Rajah Mimpi

Athoillah
Chapter #2

Satu

"Kalian tahu, apa alasan sesungguhnya Gus Faisal melarang kita belajar ilmu gaib?" tanya Gus Robi. Suaranya nyaring dan lantang, terdengar hingga ke sudut warung yang paling jauh.

Beberapa santri terlihat menoleh ke arahnya sambil berjengit, seolah baru saja mendengar kosa kata yang terlarang untuk diucapkan. Beberapa lainnya, yang nampak lebih senior, melotot ke arahnya, dengan sorot mata memperingatkan.

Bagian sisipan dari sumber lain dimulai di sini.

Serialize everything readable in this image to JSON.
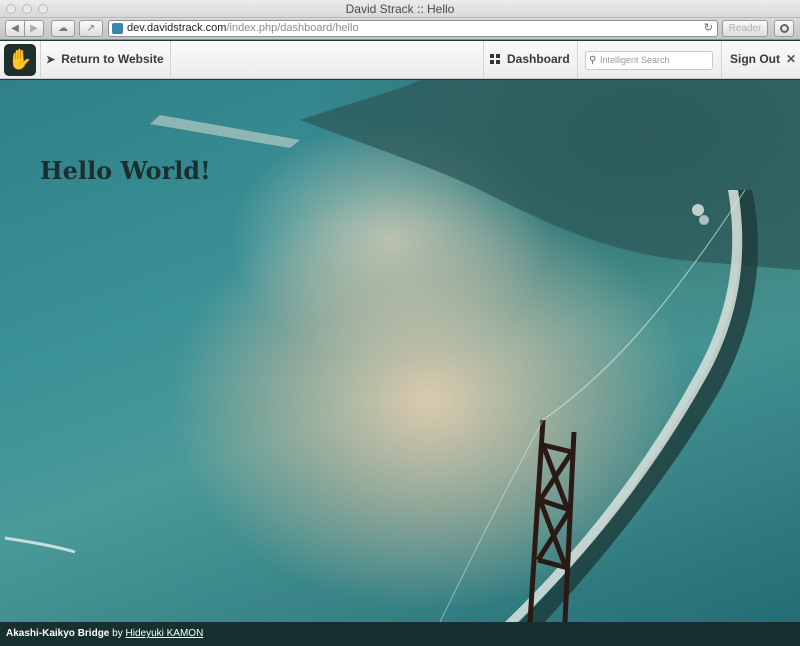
{
  "browser": {
    "window_title": "David Strack :: Hello",
    "url_host": "dev.davidstrack.com",
    "url_path": "/index.php/dashboard/hello",
    "reader_label": "Reader"
  },
  "toolbar": {
    "return_label": "Return to Website",
    "dashboard_label": "Dashboard",
    "search_placeholder": "Intelligent Search",
    "signout_label": "Sign Out"
  },
  "page": {
    "heading": "Hello World!"
  },
  "caption": {
    "title": "Akashi-Kaikyo Bridge",
    "by": "by",
    "author": "Hideyuki KAMON"
  }
}
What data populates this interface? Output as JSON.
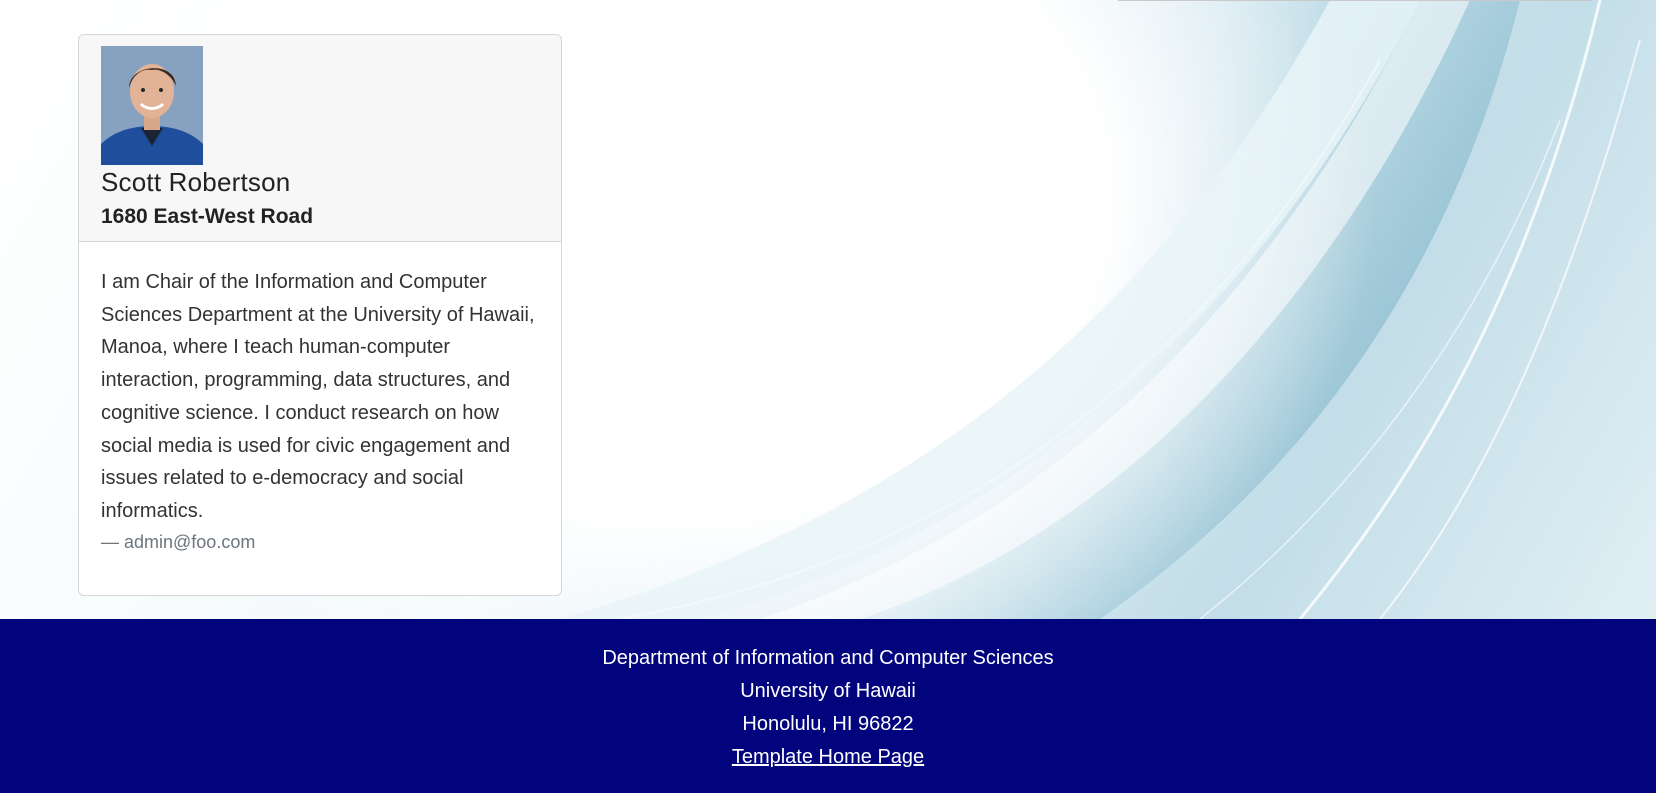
{
  "profile": {
    "name": "Scott Robertson",
    "address": "1680 East-West Road",
    "bio": "I am Chair of the Information and Computer Sciences Department at the University of Hawaii, Manoa, where I teach human-computer interaction, programming, data structures, and cognitive science. I conduct research on how social media is used for civic engagement and issues related to e-democracy and social informatics.",
    "author": "— admin@foo.com",
    "avatar_icon": "person-photo"
  },
  "footer": {
    "line1": "Department of Information and Computer Sciences",
    "line2": "University of Hawaii",
    "line3": "Honolulu, HI 96822",
    "link": "Template Home Page"
  },
  "colors": {
    "footer_bg": "#02047e",
    "hero_accent": "#9dc7d7"
  }
}
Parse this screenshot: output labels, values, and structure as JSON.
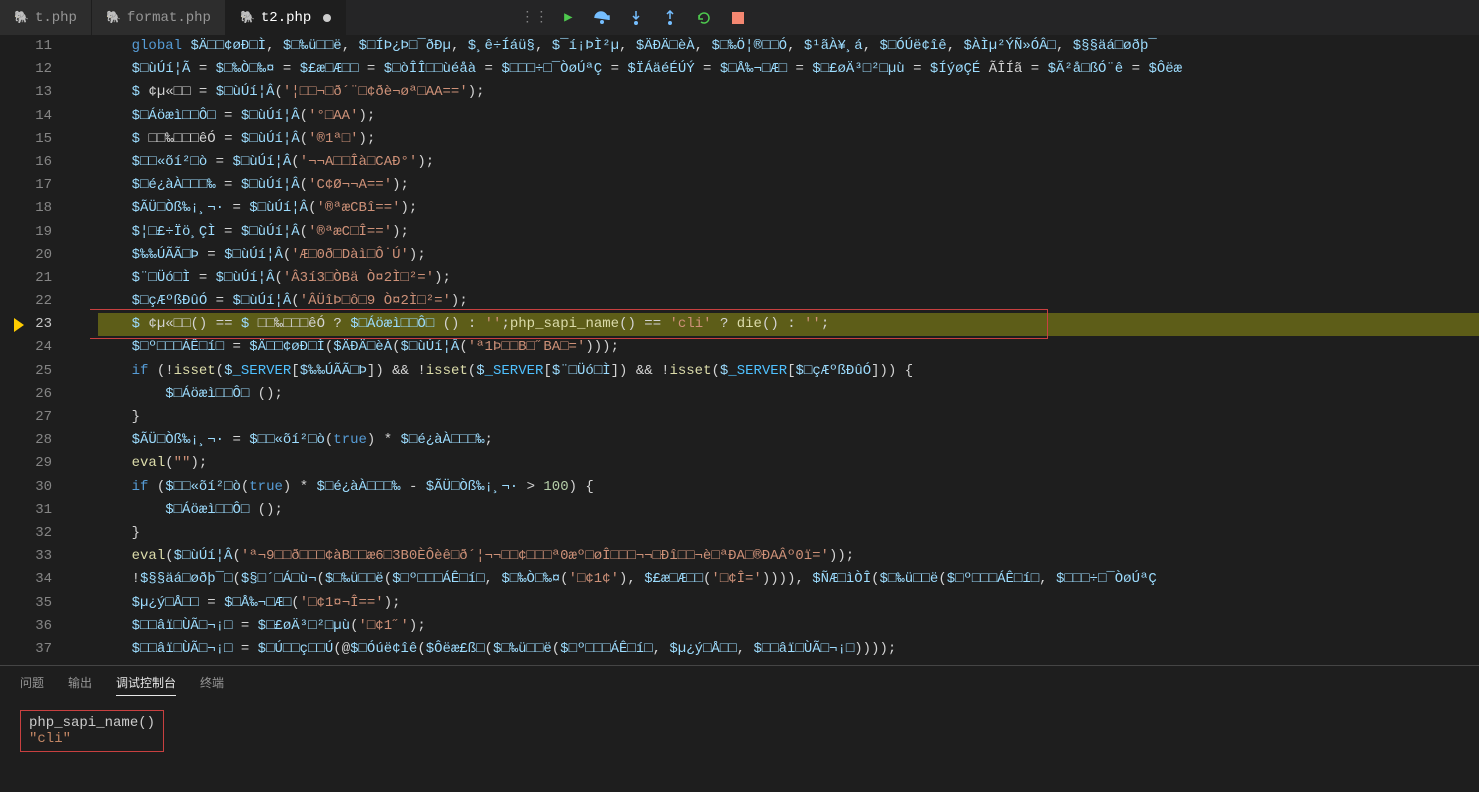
{
  "tabs": [
    {
      "label": "t.php",
      "active": false,
      "dirty": false
    },
    {
      "label": "format.php",
      "active": false,
      "dirty": false
    },
    {
      "label": "t2.php",
      "active": true,
      "dirty": true
    }
  ],
  "line_start": 11,
  "line_end": 37,
  "current_line": 23,
  "code_lines": [
    "    global $Ä□□¢øÐ□Ì, $□‰ü□□ë, $□ÍÞ¿Þ□¯ðÐµ, $¸ê÷Íáü§, $¯í¡ÞÌ²µ, $ÄÐÄ□èÀ, $□‰Ö¦®□□Ó, $¹ãÀ¥¸á, $□ÓÚë¢îê, $ÀÌµ²ÝÑ»ÓÂ□, $§§äá□øðþ¯",
    "    $□ùÚí¦Ã = $□‰Ò□‰¤ = $£æ□Æ□□ = $□òÎÎ□□ùéåà = $□□□÷□¯ÒøÚªÇ = $ÏÁäéÉÚÝ = $□Å‰¬□Æ□ = $□£øÄ³□²□µù = $ÍýøÇÉ ÃÎÍã = $Ã²å□ßÓ¨ê = $Ôëæ",
    "    $ ¢µ«□□ = $□ùÚí¦Â('¦□□¬□ð´¨□¢ðè¬øª□AA==');",
    "    $□Áöæì□□Ô□ = $□ùÚí¦Â('°□AA');",
    "    $ □□‰□□□êÓ = $□ùÚí¦Â('®1ª□');",
    "    $□□«õí²□ò = $□ùÚí¦Â('¬¬A□□Îà□CAÐ°');",
    "    $□é¿àÀ□□□‰ = $□ùÚí¦Â('C¢Ø¬¬A==');",
    "    $ÃÜ□Òß‰¡¸¬· = $□ùÚí¦Â('®ªæCBî==');",
    "    $¦□£÷Ïö¸ÇÌ = $□ùÚí¦Â('®ªæC□Î==');",
    "    $‰‰ÚÃÃ□Þ = $□ùÚí¦Â('Æ□0ð□Dàì□Ô˙Ú');",
    "    $¨□Üó□Ì = $□ùÚí¦Â('Â3í3□ÒBä Ò¤2Ì□²=');",
    "    $□çÆºßÐûÓ = $□ùÚí¦Â('ÂÜîÞ□ô□9 Ò¤2Ì□²=');",
    "    $ ¢µ«□□() == $ □□‰□□□êÓ ? $□Áöæì□□Ô□ () : '';php_sapi_name() == 'cli' ? die() : '';",
    "    $□º□□□ÁÊ□í□ = $Ä□□¢øÐ□Ì($ÄÐÄ□èÀ($□ùÚí¦Â('ª1Þ□□B□˝BA□=')));",
    "    if (!isset($_SERVER[$‰‰ÚÃÃ□Þ]) && !isset($_SERVER[$¨□Üó□Ì]) && !isset($_SERVER[$□çÆºßÐûÓ])) {",
    "        $□Áöæì□□Ô□ ();",
    "    }",
    "    $ÃÜ□Òß‰¡¸¬· = $□□«õí²□ò(true) * $□é¿àÀ□□□‰;",
    "    eval(\"\");",
    "    if ($□□«õí²□ò(true) * $□é¿àÀ□□□‰ - $ÃÜ□Òß‰¡¸¬· > 100) {",
    "        $□Áöæì□□Ô□ ();",
    "    }",
    "    eval($□ùÚí¦Â('ª¬9□□ð□□□¢àB□□æ6□3B0ÈÔèê□ð´¦¬¬□□¢□□□ª0æº□øÎ□□□¬¬□Đî□□¬è□ªÐA□®ĐAÂº0ï='));",
    "    !$§§äá□øðþ¯□($§□´□Á□ù¬($□‰ü□□ë($□º□□□ÁÊ□í□, $□‰Ò□‰¤('□¢1¢'), $£æ□Æ□□('□¢Î=')))), $ÑÆ□ìÒÎ($□‰ü□□ë($□º□□□ÁÊ□í□, $□□□÷□¯ÒøÚªÇ",
    "    $µ¿ý□Å□□ = $□Å‰¬□Æ□('□¢1¤¬Î==');",
    "    $□□âï□ÙÃ□¬¡□ = $□£øÄ³□²□µù('□¢1˝');",
    "    $□□âï□ÙÃ□¬¡□ = $□Ú□□ç□□Ú(@$□Óúë¢îê($Ôëæ£ß□($□‰ü□□ë($□º□□□ÁÊ□í□, $µ¿ý□Å□□, $□□âï□ÙÃ□¬¡□))));"
  ],
  "red_box_line_index": 12,
  "panel": {
    "tabs": [
      "问题",
      "输出",
      "调试控制台",
      "终端"
    ],
    "active_tab": 2,
    "debug_input": "php_sapi_name()",
    "debug_output": "\"cli\""
  }
}
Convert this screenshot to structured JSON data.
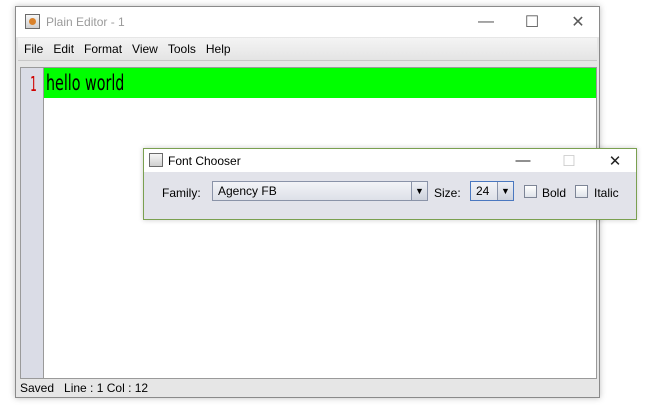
{
  "window": {
    "title": "Plain Editor - 1",
    "controls": {
      "minimize": "—",
      "maximize": "☐",
      "close": "✕"
    }
  },
  "menubar": {
    "items": [
      "File",
      "Edit",
      "Format",
      "View",
      "Tools",
      "Help"
    ]
  },
  "editor": {
    "line_number": "1",
    "line_text": "hello world",
    "highlight_color": "#00ff00",
    "line_number_color": "#d00000"
  },
  "status": {
    "text": "Saved   Line : 1 Col : 12"
  },
  "font_chooser": {
    "title": "Font Chooser",
    "controls": {
      "minimize": "—",
      "maximize": "☐",
      "close": "✕"
    },
    "family_label": "Family:",
    "family_value": "Agency FB",
    "size_label": "Size:",
    "size_value": "24",
    "bold_label": "Bold",
    "italic_label": "Italic",
    "bold_checked": false,
    "italic_checked": false
  }
}
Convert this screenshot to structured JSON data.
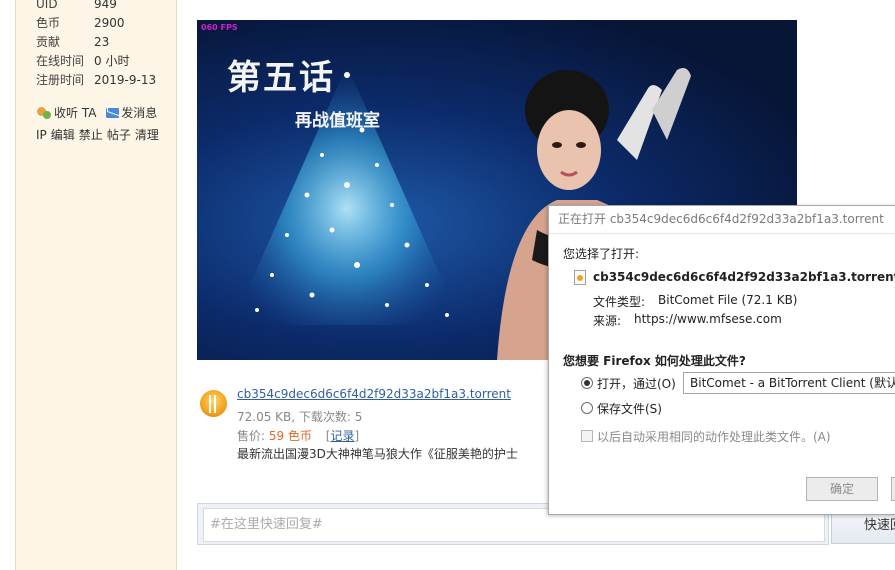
{
  "sidebar": {
    "info": [
      {
        "key": "UID",
        "value": "949"
      },
      {
        "key": "色币",
        "value": "2900"
      },
      {
        "key": "贡献",
        "value": "23"
      },
      {
        "key": "在线时间",
        "value": "0 小时"
      },
      {
        "key": "注册时间",
        "value": "2019-9-13"
      }
    ],
    "actions": {
      "listen": "收听 TA",
      "message": "发消息"
    },
    "admin": [
      "IP",
      "编辑",
      "禁止",
      "帖子",
      "清理"
    ]
  },
  "banner": {
    "fps": "060 FPS",
    "title": "第五话",
    "subtitle": "再战值班室"
  },
  "attachment": {
    "filename": "cb354c9dec6d6c6f4d2f92d33a2bf1a3.torrent",
    "meta": "72.05 KB, 下载次数: 5",
    "price_label": "售价: ",
    "price_value": "59 色币",
    "record": "记录",
    "description": "最新流出国漫3D大神神笔马狼大作《征服美艳的护士"
  },
  "reply": {
    "placeholder": "#在这里快速回复#",
    "button": "快速回复"
  },
  "dialog": {
    "title": "正在打开 cb354c9dec6d6c6f4d2f92d33a2bf1a3.torrent",
    "chosen_label": "您选择了打开:",
    "filename": "cb354c9dec6d6c6f4d2f92d33a2bf1a3.torrent",
    "type_label": "文件类型:",
    "type_value": "BitComet File (72.1 KB)",
    "source_label": "来源:",
    "source_value": "https://www.mfsese.com",
    "question": "您想要 Firefox 如何处理此文件?",
    "open_with_label": "打开，通过(O)",
    "open_with_value": "BitComet - a BitTorrent Client (默认)",
    "save_label": "保存文件(S)",
    "auto_label": "以后自动采用相同的动作处理此类文件。(A)",
    "ok_button": "确定",
    "selected_option": "open"
  }
}
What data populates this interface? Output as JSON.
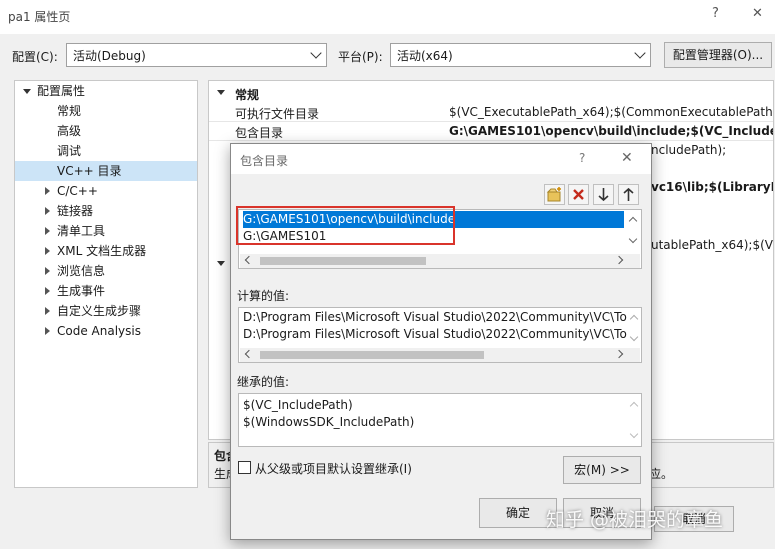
{
  "window": {
    "title": "pa1 属性页",
    "help_glyph": "?",
    "close_glyph": "✕"
  },
  "toolbar": {
    "config_label": "配置(C):",
    "config_value": "活动(Debug)",
    "platform_label": "平台(P):",
    "platform_value": "活动(x64)",
    "config_manager_label": "配置管理器(O)..."
  },
  "tree": {
    "root": "配置属性",
    "items": [
      "常规",
      "高级",
      "调试",
      "VC++ 目录",
      "C/C++",
      "链接器",
      "清单工具",
      "XML 文档生成器",
      "浏览信息",
      "生成事件",
      "自定义生成步骤",
      "Code Analysis"
    ],
    "selected_index": 3
  },
  "grid": {
    "section": "常规",
    "rows": [
      {
        "key": "可执行文件目录",
        "value": "$(VC_ExecutablePath_x64);$(CommonExecutablePath)"
      },
      {
        "key": "包含目录",
        "value": "G:\\GAMES101\\opencv\\build\\include;$(VC_IncludePat"
      }
    ],
    "peek": {
      "line1": "ncludePath);",
      "line2": "vc16\\lib;$(LibraryPa",
      "line3": "utablePath_x64);$(VC_"
    }
  },
  "description": {
    "title": "包含",
    "text_left": "生成",
    "text_right": "应。"
  },
  "dialog": {
    "title": "包含目录",
    "help_glyph": "?",
    "close_glyph": "✕",
    "entries": [
      "G:\\GAMES101\\opencv\\build\\include",
      "G:\\GAMES101"
    ],
    "computed_label": "计算的值:",
    "computed": [
      "D:\\Program Files\\Microsoft Visual Studio\\2022\\Community\\VC\\To",
      "D:\\Program Files\\Microsoft Visual Studio\\2022\\Community\\VC\\To"
    ],
    "inherited_label": "继承的值:",
    "inherited": [
      "$(VC_IncludePath)",
      "$(WindowsSDK_IncludePath)"
    ],
    "inherit_checkbox_label": "从父级或项目默认设置继承(I)",
    "macros_label": "宏(M) >>",
    "ok_label": "确定",
    "cancel_label": "取消"
  },
  "main_buttons": {
    "cancel_label": "取消"
  },
  "watermark": "知乎 @被泪哭的章鱼",
  "colors": {
    "selection": "#0078d7",
    "tree_selection": "#cce4f7",
    "highlight": "#d9342b",
    "delete": "#c42b1c"
  }
}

Namun dia tidak memperdulikan tatapan-tatapan itu. Tangannya mencengkram sayap ayam bakar yang berlumur bumbu kacang, dengan banyak sekali irisan bawang dan cabe, lalu sekejap kemudian mulutnya sudah sibuk mengunyah. Dengan penampilan dan gaya duduknya --satu kaki terangkat menginjak bangku khas pengunjung warung di tegalan sawah, dia adalah orang paling mencolok di kantin ini.

Gus Robi adalah putra seorang kiai terkenal, pengasuh pondok pesantren besar dengan ribuan santri. Dengan menyandang nama besar abahnya, sudah selayaknya dia mendapatkan penghormatan yang tinggi dari santri-santri sini. Nyatanya tidak demikian. Orang-orang justru banyak yang meremehkan dan bahkan kerap menjadikannya bahan candaan. Dan itu bukan sepenuhnya salah mereka.

Memang, jika kita hanya berpatokan pada penampilan fisik, sulit untuk menaruh rasa hormat terhadapnya. Dia bertubuh jangkung, kurus dan memiliki semua tanda yang lazim ditemukan pada seorang pecandu narkoba. Lebih dari semua itu, yang paling membuat orang muak adalah melihat gaya rambut poni lemparnya, yang berjuntai dari dalam peci dan menutup dahi serta sebagian mata. Poni itu seakan mengundang orang untuk datang dan menjambaknya.

Selesai dengan sayap ayamnya, Gus Robi mencecap dan menjilati sisa bumbu pada ruas jari-jarinya yang kurus, panjang dan hampir menyerupai ranting bambu. Sesaat kemudian, setelah bersendawa agak keras, dia terlihat hendak membuka suara, kemungkinan akan melanjutkan pertanyaannya yang berbahaya.

Penceng nampaknya segera menyadari gelagat itu. Dia memberi isyarat kepada Repo, yang duduk persis di samping Gus Robi, untuk membungkam mulutnya. Repo langsung paham isyarat itu dan dengan senang hati melakukannya. Gus Robi berontak dan mereka terlibat dalam pergumulan seru. Repo nampak unggul dengan badan gempalnya. Sedangkan Gus Robi meronta layaknya seekor kambing yang hendak diseret menuju lubang penjagalan.

Kali ini orang-orang bukan hanya sekedar menengok. Beberapa bahkan nampak berdiri dalam kerumunan. Seperti biasanya, sore itu Kantin Perubahan sedang penuh santri. Namun begitu menyadari sumber kegaduhan itu mereka langsung kembali ke tempat duduknya masing-masing, dengan raut kecewa, karena waktu dan perhatian mereka sempat tersita untuk sesuatu yang sia-sia. Kebanyakan dari mereka maklum, sedari dulu Gus Robi adalah pembuat onar nomor satu di pesantren ini. Para keamanan saja sudah angkat tangan menghadapinya.

Pergumulan itu berakhir setelah Gus Robi berhasil menendang Repo hingga nyaris masuk ke dalam got. Repo meringis menahan sakit, tapi matanya nampak tersenyum. Dia memang jatuh tersungkur tapi agaknya dia merasa telah mengungguli Gus Robi. Pasalnya, tadi ketika membekap mulut Gus Robi tangannya masih berlumur sambal kacang.

Gus Robi, yang kemudian menyadari hal itu karena panas dan perih yang menjalar di wajahnya, bergegas lari ke kamar mandi. Irisan bawang dan cabe bertengger di kumis dan pipinya. Sepanjang jalan, sumpah serapah dan makian-makian kotor tumpah ruah dari mulutnya.